The handle bars make the centre of gravity quite different from the other bikes I’ve ridden in Europe, and especially when there is a load on the front or the back, it’s harder to manoeuver. But the locals are incredibly adept – people ride with a toddler in a seat on the front of the handlebars and a bigger child in a seat behind the rider. I even saw a woman riding with one hand holding up the head of a toddler in the front seat who had fallen asleep! Some parents have a buggy that goes on the front of the bike that children sit in (although I gather these are really expensive), and other people have a fairly large container attached to the front of the handlebars that their dogs (yes, plural) ride in. It’s pretty amazing!

Me and my bike Me and my bike

Me and my bike

Buggy on front with child seat inside Infant Seat attached to Handlebars
Child seat on back

From Top Left: Buggy on front with child seat inside, Infant Seat attached to Handlebars, Child seat on back

Traffic lanes: First, note my bike with pink saddle cover on left on pavement; then cycle lane; then parking lane; then two lanes of car traffic; then cycle lane and pavement on other side of road.

Traffic lanes: First, note my bike with pink saddle cover on left on pavement; then cycle lane; then parking lane; then two lanes of car traffic; then cycle lane and pavement on other side of road.

In the attic of our house in Haarlem, there are two inscriptions written on the wooden rafters. One reads: “Overnacht 8 December 1944 voor razzia door de moffen C van E K Nielshout” The other inscription (in the same handwriting) reads: “Hotel de onderduiker”

Here’s the context and the explanation: Arbeidsinzet was the name for the often forced integration into the German war economy of laborers from the occupied territories during World War II. In Dutch, the term was then literally translated as "forced labor". A “razzia” was a Nazi raid on Jews and Dutch citizens – often to fulfill workcamp quotas.
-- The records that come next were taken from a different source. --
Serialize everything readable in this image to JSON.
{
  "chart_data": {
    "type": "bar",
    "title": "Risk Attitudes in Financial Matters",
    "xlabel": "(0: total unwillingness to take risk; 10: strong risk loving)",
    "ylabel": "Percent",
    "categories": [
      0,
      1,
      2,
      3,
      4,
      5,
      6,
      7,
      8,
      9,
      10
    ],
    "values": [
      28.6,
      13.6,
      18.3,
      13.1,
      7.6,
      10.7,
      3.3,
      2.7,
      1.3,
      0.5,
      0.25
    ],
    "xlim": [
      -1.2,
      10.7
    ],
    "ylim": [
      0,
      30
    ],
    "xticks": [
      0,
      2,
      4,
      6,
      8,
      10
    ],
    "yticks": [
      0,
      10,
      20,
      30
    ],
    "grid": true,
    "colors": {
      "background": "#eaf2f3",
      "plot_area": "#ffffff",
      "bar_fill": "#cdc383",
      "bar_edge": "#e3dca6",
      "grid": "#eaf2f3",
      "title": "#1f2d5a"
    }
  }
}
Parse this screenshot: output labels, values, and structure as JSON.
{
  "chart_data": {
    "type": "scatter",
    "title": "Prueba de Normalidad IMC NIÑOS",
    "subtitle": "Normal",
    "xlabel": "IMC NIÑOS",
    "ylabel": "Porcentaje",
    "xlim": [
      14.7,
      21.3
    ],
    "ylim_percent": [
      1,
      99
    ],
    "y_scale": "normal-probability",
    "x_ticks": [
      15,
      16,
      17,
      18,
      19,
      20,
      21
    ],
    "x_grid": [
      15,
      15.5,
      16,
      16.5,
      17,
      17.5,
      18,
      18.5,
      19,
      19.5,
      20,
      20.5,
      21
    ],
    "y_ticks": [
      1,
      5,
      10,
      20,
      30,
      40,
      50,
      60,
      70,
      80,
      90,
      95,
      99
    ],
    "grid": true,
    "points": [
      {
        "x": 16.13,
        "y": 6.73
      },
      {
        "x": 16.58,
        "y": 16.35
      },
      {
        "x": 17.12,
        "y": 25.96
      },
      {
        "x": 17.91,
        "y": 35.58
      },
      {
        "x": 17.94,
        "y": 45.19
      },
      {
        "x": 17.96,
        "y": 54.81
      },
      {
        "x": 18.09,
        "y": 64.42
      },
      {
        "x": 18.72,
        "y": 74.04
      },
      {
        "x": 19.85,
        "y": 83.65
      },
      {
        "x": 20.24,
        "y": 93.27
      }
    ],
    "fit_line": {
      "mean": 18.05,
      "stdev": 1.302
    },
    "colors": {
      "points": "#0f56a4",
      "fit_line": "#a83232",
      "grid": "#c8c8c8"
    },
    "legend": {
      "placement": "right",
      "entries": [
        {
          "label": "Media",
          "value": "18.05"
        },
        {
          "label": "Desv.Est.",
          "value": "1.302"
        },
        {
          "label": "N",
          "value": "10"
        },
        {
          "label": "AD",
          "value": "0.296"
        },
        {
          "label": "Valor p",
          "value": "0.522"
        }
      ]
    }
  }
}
Dutch citizens often hid to avoid this forced labor, and an ‘onderduiker’ is a ‘person in hiding’. In Dutch, the most common term for the German people, after the regular/official one, is "mof” (plural is “moffen"). It is regarded as a derogatory term, used exclusively for Germans, and reflected Dutch resentment of the German occupation of the Netherlands during the Second World War. In Haarlem, in early December 1944, a number of razzias were carried out to find Dutch men to conscript into the German workforce. 1300 men were taken in these “Santa Claus raids”. Obviously, one or more people hid in the attic of this house in early December 1944 to escape conscription. The woman who owns the house managed to make contact with the son of one of the people who hid here, and he has been to the house to see his father’s inscription.

Overnacht 8 December 1944 Hotel de Onderduiker

From Left to Right: Overnacht 8 December 1944, Hotel de Onderduiker

It has become apparent to us that the Holocaust is still very much in view in France and Holland, and an issue that is frequently discussed. Our friends, Denny and Helma Borsboom, who are in their 30s, said that their parents are still preoccupied with what the occupation (and the collusion between parts of the government and the Nazis) means for the nation. I got that impression from the tour guides in Paris as well. It makes me realize how very isolated we are from the effects of WW2. While we pay our respects to those of our own nations who died in WW2, we are not burdened by the guilt and terror that the occupied countries have had to deal with.